Her oncologist, Philip McCarthy of the Roswell Park Cancer Institute in Buffalo, said that until recently a patient with central nervous system lymphoma older than 60 had just a 25 percent chance of living five years. Mr. O'Connor is 61.

Advances in chemotherapy have boosted the chance of living five years to around 50 percent, he said. "If anyone has a great response to [the start of] therapy, that usually bodes well," he said.

Mr. O'Connor's doctors have said that some tumor cells at his four cancerous sites died after just one methotrexate treatment -- viewed as a good result.

Perhaps one central nervous system lymphoma case in five sees "great benefit, usually within a month" from methotrexate, said Dr. James Rubenstein, assistant professor of medicine at the University of California, San Francisco. He sees around two dozen patients with the condition each year.

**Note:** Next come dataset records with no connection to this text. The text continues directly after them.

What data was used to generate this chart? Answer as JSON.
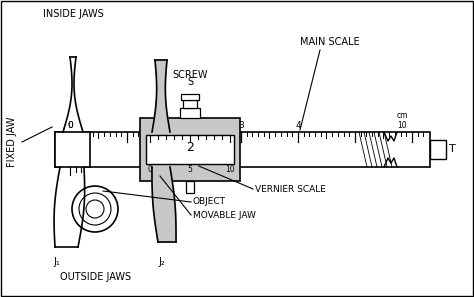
{
  "bg_color": "#ffffff",
  "lc": "#000000",
  "gray": "#c8c8c8",
  "figsize": [
    4.74,
    2.97
  ],
  "dpi": 100,
  "labels": {
    "inside_jaws": "INSIDE JAWS",
    "screw": "SCREW",
    "screw_s": "S",
    "main_scale": "MAIN SCALE",
    "fixed_jaw": "FIXED JAW",
    "vernier_scale": "VERNIER SCALE",
    "object": "OBJECT",
    "movable_jaw": "MOVABLE JAW",
    "outside_jaws": "OUTSIDE JAWS",
    "T": "T",
    "cm10": "cm\n10",
    "j1": "J₁",
    "j2": "J₂",
    "zero": "0",
    "two": "2",
    "three": "3",
    "four": "4",
    "vs0": "0",
    "vs5": "5",
    "vs10": "10"
  }
}
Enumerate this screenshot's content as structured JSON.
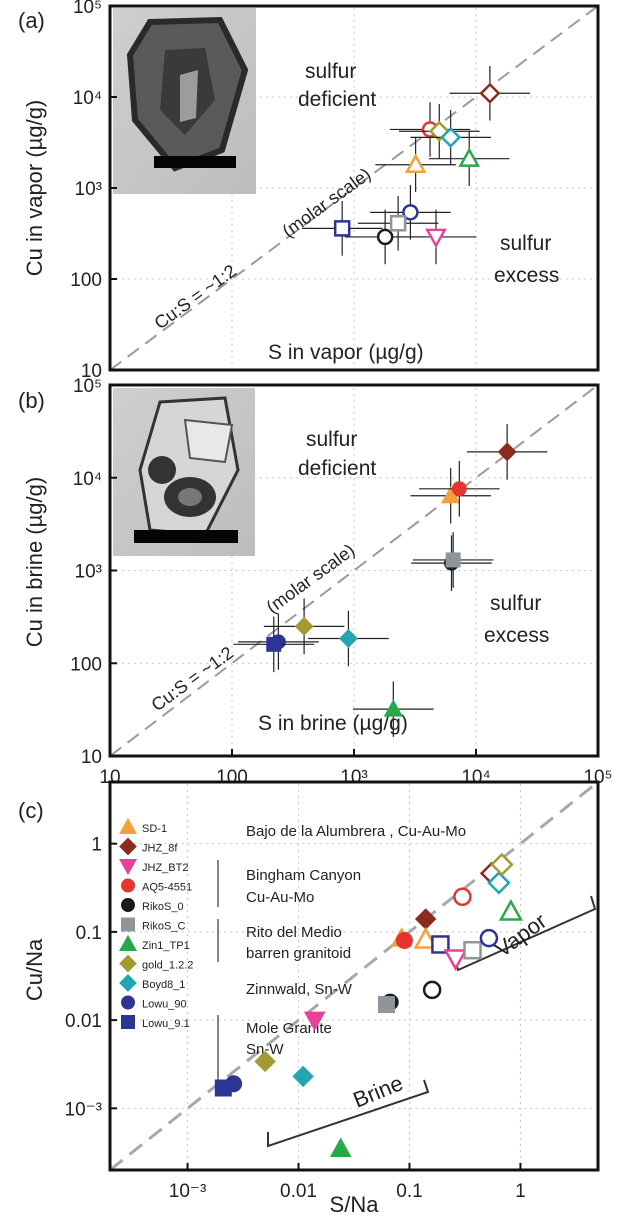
{
  "colors": {
    "orange": "#f4a13a",
    "darkred": "#8b2a1e",
    "magenta": "#e8419a",
    "red": "#e4362f",
    "black": "#1c1c1c",
    "gray": "#8e959b",
    "green": "#27a84a",
    "olive": "#a39a32",
    "teal": "#23a5b1",
    "navy": "#2c3594"
  },
  "chart_data": [
    {
      "panel_label": "(a)",
      "type": "scatter",
      "xscale": "log",
      "yscale": "log",
      "xlim": [
        10,
        100000
      ],
      "ylim": [
        10,
        100000
      ],
      "ylabel": "Cu in vapor (µg/g)",
      "xlabel_inset": "S in vapor  (µg/g)",
      "y_ticks": [
        "10",
        "100",
        "10³",
        "10⁴",
        "10⁵"
      ],
      "annotations": {
        "upper_1": "sulfur",
        "upper_2": "deficient",
        "lower_1": "sulfur",
        "lower_2": "excess",
        "ratio": "Cu:S = ~1:2",
        "molar": "(molar scale)"
      },
      "series": [
        {
          "name": "Lowu_90",
          "x": 2900,
          "y": 540,
          "color_key": "navy",
          "marker": "circle",
          "fill": "open"
        },
        {
          "name": "RikoS_0",
          "x": 1800,
          "y": 290,
          "color_key": "black",
          "marker": "circle",
          "fill": "open"
        },
        {
          "name": "RikoS_C",
          "x": 2300,
          "y": 410,
          "color_key": "gray",
          "marker": "square",
          "fill": "open"
        },
        {
          "name": "Lowu_9.1",
          "x": 800,
          "y": 360,
          "color_key": "navy",
          "marker": "square",
          "fill": "open"
        },
        {
          "name": "JHZ_BT2",
          "x": 4700,
          "y": 290,
          "color_key": "magenta",
          "marker": "triangle-down",
          "fill": "open"
        },
        {
          "name": "SD-1",
          "x": 3200,
          "y": 1800,
          "color_key": "orange",
          "marker": "triangle",
          "fill": "open"
        },
        {
          "name": "Zin1_TP1",
          "x": 8800,
          "y": 2100,
          "color_key": "green",
          "marker": "triangle",
          "fill": "open"
        },
        {
          "name": "AQ5-4551",
          "x": 4200,
          "y": 4400,
          "color_key": "red",
          "marker": "circle",
          "fill": "open"
        },
        {
          "name": "gold_1.2.2",
          "x": 5000,
          "y": 4200,
          "color_key": "olive",
          "marker": "diamond",
          "fill": "open"
        },
        {
          "name": "Boyd8_1",
          "x": 6200,
          "y": 3600,
          "color_key": "teal",
          "marker": "diamond",
          "fill": "open"
        },
        {
          "name": "JHZ_8f",
          "x": 13000,
          "y": 11000,
          "color_key": "darkred",
          "marker": "diamond",
          "fill": "open"
        }
      ]
    },
    {
      "panel_label": "(b)",
      "type": "scatter",
      "xscale": "log",
      "yscale": "log",
      "xlim": [
        10,
        100000
      ],
      "ylim": [
        10,
        100000
      ],
      "ylabel": "Cu in brine (µg/g)",
      "xlabel_inset": "S in brine  (µg/g)",
      "y_ticks": [
        "10",
        "100",
        "10³",
        "10⁴",
        "10⁵"
      ],
      "x_ticks": [
        "10",
        "100",
        "10³",
        "10⁴",
        "10⁵"
      ],
      "annotations": {
        "upper_1": "sulfur",
        "upper_2": "deficient",
        "lower_1": "sulfur",
        "lower_2": "excess",
        "ratio": "Cu:S = ~1:2",
        "molar": "(molar scale)"
      },
      "series": [
        {
          "name": "Lowu_90",
          "x": 240,
          "y": 170,
          "color_key": "navy",
          "marker": "circle",
          "fill": "solid"
        },
        {
          "name": "Lowu_9.1",
          "x": 220,
          "y": 160,
          "color_key": "navy",
          "marker": "square",
          "fill": "solid"
        },
        {
          "name": "gold_1.2.2",
          "x": 390,
          "y": 250,
          "color_key": "olive",
          "marker": "diamond",
          "fill": "solid"
        },
        {
          "name": "Boyd8_1",
          "x": 900,
          "y": 185,
          "color_key": "teal",
          "marker": "diamond",
          "fill": "solid"
        },
        {
          "name": "Zin1_TP1",
          "x": 2100,
          "y": 32,
          "color_key": "green",
          "marker": "triangle",
          "fill": "solid"
        },
        {
          "name": "RikoS_0",
          "x": 6300,
          "y": 1200,
          "color_key": "black",
          "marker": "circle",
          "fill": "solid"
        },
        {
          "name": "RikoS_C",
          "x": 6500,
          "y": 1300,
          "color_key": "gray",
          "marker": "square",
          "fill": "solid"
        },
        {
          "name": "SD-1",
          "x": 6200,
          "y": 6400,
          "color_key": "orange",
          "marker": "triangle",
          "fill": "solid"
        },
        {
          "name": "AQ5-4551",
          "x": 7300,
          "y": 7600,
          "color_key": "red",
          "marker": "circle",
          "fill": "solid"
        },
        {
          "name": "JHZ_8f",
          "x": 18000,
          "y": 19000,
          "color_key": "darkred",
          "marker": "diamond",
          "fill": "solid"
        }
      ]
    },
    {
      "panel_label": "(c)",
      "type": "scatter",
      "xscale": "log",
      "yscale": "log",
      "xlim": [
        0.0002,
        5
      ],
      "ylim": [
        0.0002,
        5
      ],
      "xlabel": "S/Na",
      "ylabel": "Cu/Na",
      "x_ticks": [
        "10⁻³",
        "0.01",
        "0.1",
        "1"
      ],
      "y_ticks": [
        "10⁻³",
        "0.01",
        "0.1",
        "1"
      ],
      "bracket_labels": {
        "brine": "Brine",
        "vapor": "Vapor"
      },
      "legend": {
        "entries": [
          {
            "name": "SD-1",
            "color_key": "orange",
            "marker": "triangle"
          },
          {
            "name": "JHZ_8f",
            "color_key": "darkred",
            "marker": "diamond"
          },
          {
            "name": "JHZ_BT2",
            "color_key": "magenta",
            "marker": "triangle-down"
          },
          {
            "name": "AQ5-4551",
            "color_key": "red",
            "marker": "circle"
          },
          {
            "name": "RikoS_0",
            "color_key": "black",
            "marker": "circle"
          },
          {
            "name": "RikoS_C",
            "color_key": "gray",
            "marker": "square"
          },
          {
            "name": "Zin1_TP1",
            "color_key": "green",
            "marker": "triangle"
          },
          {
            "name": "gold_1.2.2",
            "color_key": "olive",
            "marker": "diamond"
          },
          {
            "name": "Boyd8_1",
            "color_key": "teal",
            "marker": "diamond"
          },
          {
            "name": "Lowu_90",
            "color_key": "navy",
            "marker": "circle"
          },
          {
            "name": "Lowu_9.1",
            "color_key": "navy",
            "marker": "square"
          }
        ],
        "groups": [
          {
            "lines": [
              "Bajo de la Alumbrera , Cu-Au-Mo"
            ]
          },
          {
            "lines": [
              "Bingham Canyon",
              "Cu-Au-Mo"
            ]
          },
          {
            "lines": [
              "Rito del Medio",
              "barren granitoid"
            ]
          },
          {
            "lines": [
              "Zinnwald, Sn-W"
            ]
          },
          {
            "lines": [
              "Mole Granite",
              "Sn-W"
            ]
          }
        ]
      },
      "series": [
        {
          "name": "SD-1",
          "x": 0.085,
          "y": 0.085,
          "color_key": "orange",
          "marker": "triangle",
          "fill": "solid"
        },
        {
          "name": "AQ5-4551",
          "x": 0.09,
          "y": 0.08,
          "color_key": "red",
          "marker": "circle",
          "fill": "solid"
        },
        {
          "name": "JHZ_8f",
          "x": 0.14,
          "y": 0.14,
          "color_key": "darkred",
          "marker": "diamond",
          "fill": "solid"
        },
        {
          "name": "JHZ_BT2",
          "x": 0.014,
          "y": 0.01,
          "color_key": "magenta",
          "marker": "triangle-down",
          "fill": "solid"
        },
        {
          "name": "RikoS_0",
          "x": 0.067,
          "y": 0.016,
          "color_key": "black",
          "marker": "circle",
          "fill": "solid"
        },
        {
          "name": "RikoS_C",
          "x": 0.062,
          "y": 0.015,
          "color_key": "gray",
          "marker": "square",
          "fill": "solid"
        },
        {
          "name": "Zin1_TP1",
          "x": 0.024,
          "y": 0.00035,
          "color_key": "green",
          "marker": "triangle",
          "fill": "solid"
        },
        {
          "name": "gold_1.2.2",
          "x": 0.005,
          "y": 0.0034,
          "color_key": "olive",
          "marker": "diamond",
          "fill": "solid"
        },
        {
          "name": "Boyd8_1",
          "x": 0.011,
          "y": 0.0023,
          "color_key": "teal",
          "marker": "diamond",
          "fill": "solid"
        },
        {
          "name": "Lowu_90",
          "x": 0.0026,
          "y": 0.0019,
          "color_key": "navy",
          "marker": "circle",
          "fill": "solid"
        },
        {
          "name": "Lowu_9.1",
          "x": 0.0021,
          "y": 0.0017,
          "color_key": "navy",
          "marker": "square",
          "fill": "solid"
        },
        {
          "name": "SD-1",
          "x": 0.14,
          "y": 0.082,
          "color_key": "orange",
          "marker": "triangle",
          "fill": "open"
        },
        {
          "name": "RikoS_0",
          "x": 0.16,
          "y": 0.022,
          "color_key": "black",
          "marker": "circle",
          "fill": "open"
        },
        {
          "name": "Lowu_9.1",
          "x": 0.19,
          "y": 0.072,
          "color_key": "navy",
          "marker": "square",
          "fill": "open"
        },
        {
          "name": "JHZ_BT2",
          "x": 0.26,
          "y": 0.05,
          "color_key": "magenta",
          "marker": "triangle-down",
          "fill": "open"
        },
        {
          "name": "AQ5-4551",
          "x": 0.3,
          "y": 0.25,
          "color_key": "red",
          "marker": "circle",
          "fill": "open"
        },
        {
          "name": "RikoS_C",
          "x": 0.37,
          "y": 0.062,
          "color_key": "gray",
          "marker": "square",
          "fill": "open"
        },
        {
          "name": "Lowu_90",
          "x": 0.52,
          "y": 0.085,
          "color_key": "navy",
          "marker": "circle",
          "fill": "open"
        },
        {
          "name": "JHZ_8f",
          "x": 0.55,
          "y": 0.46,
          "color_key": "darkred",
          "marker": "diamond",
          "fill": "open"
        },
        {
          "name": "Boyd8_1",
          "x": 0.64,
          "y": 0.36,
          "color_key": "teal",
          "marker": "diamond",
          "fill": "open"
        },
        {
          "name": "gold_1.2.2",
          "x": 0.68,
          "y": 0.58,
          "color_key": "olive",
          "marker": "diamond",
          "fill": "open"
        },
        {
          "name": "Zin1_TP1",
          "x": 0.82,
          "y": 0.17,
          "color_key": "green",
          "marker": "triangle",
          "fill": "open"
        }
      ]
    }
  ]
}
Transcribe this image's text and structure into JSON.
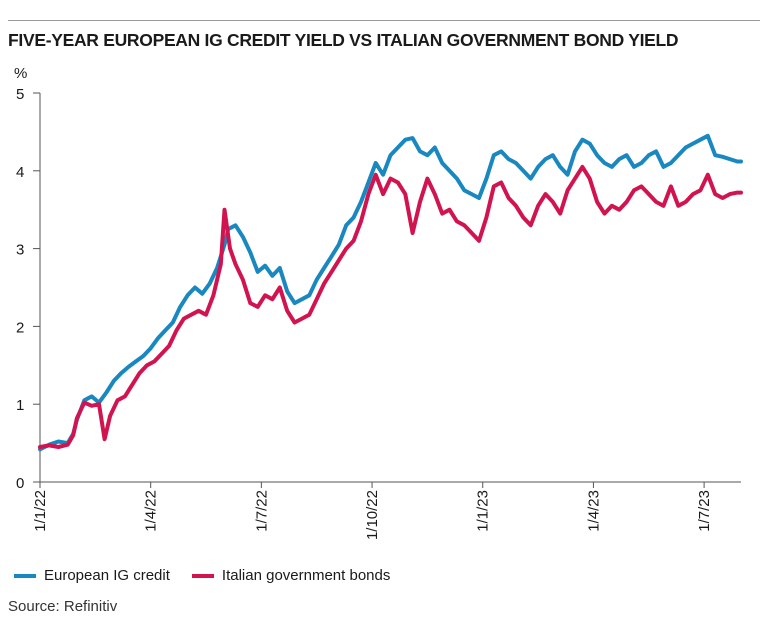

Of those five theoretical patients, another one will face a much harder road, but will recover, he said. A third will get no result from treatment, and die quickly. "The other two in five are going to have partial responses and never gain full neurological capabilities, and ultimately expire," he said.

Mr. Harrington hopes he's one of the hard-road cases, because it sure hasn't been easy.

In 1999, when the New Fairfield, Conn., resident was 39, his arm went numb on a golf course. A few weeks later, he learned that a golf-ball-sized tumor at the base of his brain was central nervous system lymphoma.

He went through 10 weeks of methotrexate treatment at Northern Westchester Hospital near New York City. Methotrexate and, later, whole-brain radiation, beat the tumor back to an apparently dormant, pea-sized mass. In 2003, though, the cancer came back.

He got admitted to Boston's Dana Farber Cancer Institute for a cutting-edge treatment that involved temporarily removing stem cells while he received a 96-hour dose of methotrexate.

"Coming out of the hospital, I kind of looked like Casper the Ghost," he said. He was homebound for six months. Two years later, he's apparently cancer free.

The ability of patients to return to work while fighting a brain tumor varies widely. It's tougher if the job requires a high level of thinking because tumor cells "may effect the clarity of your thinking and logic," said Dr. Zeltzer.

There are exceptions.

"I had a patient who worked as an IRS regional manager and was able to work right through treatment," said Dr. Virginia Stark-Vance, a neuro-oncologist in the Dallas-Fort Worth area who researched central nervous system lymphoma for the National Cancer Institute in 1993.Others never get back to work.

One thing that's not a significant factor is the type of lymphoma, she said. Mr. O'Connor has the rare T-cell type. Ms. Larson and Mr. Harrington had the B-cell version.

T-cell lymphoma "is a pretty aggressive type of tumor," Dr. Stark-Vance said. "But sometimes, the more aggressive the tumor, the easier it is to treat," because of the distinctive behavior of the cancer cells.

Keys to recovery are the patient's overall health, the use of multiple chemotherapy agents, and the experience of the physicians, experts agreed.

Mr. O'Connor is not known to have complicating medical conditions, other than a duodenal ulcer.

His oncologists, Drs. Stanley Marks and Frank Lieberman, are nationally respected. And their plan includes adding the drug Temodar, which is a less-toxic chemotherapy agent that can enter the brain and spine.

There are two other keys to surviving a long bout, said Mr. Harrington. They are love and attitude.

"My wife is a pillar," he said. "You've got to keep your sense of humor. You have to have faith -- faith and a reason to live. Have those, and you have a shot."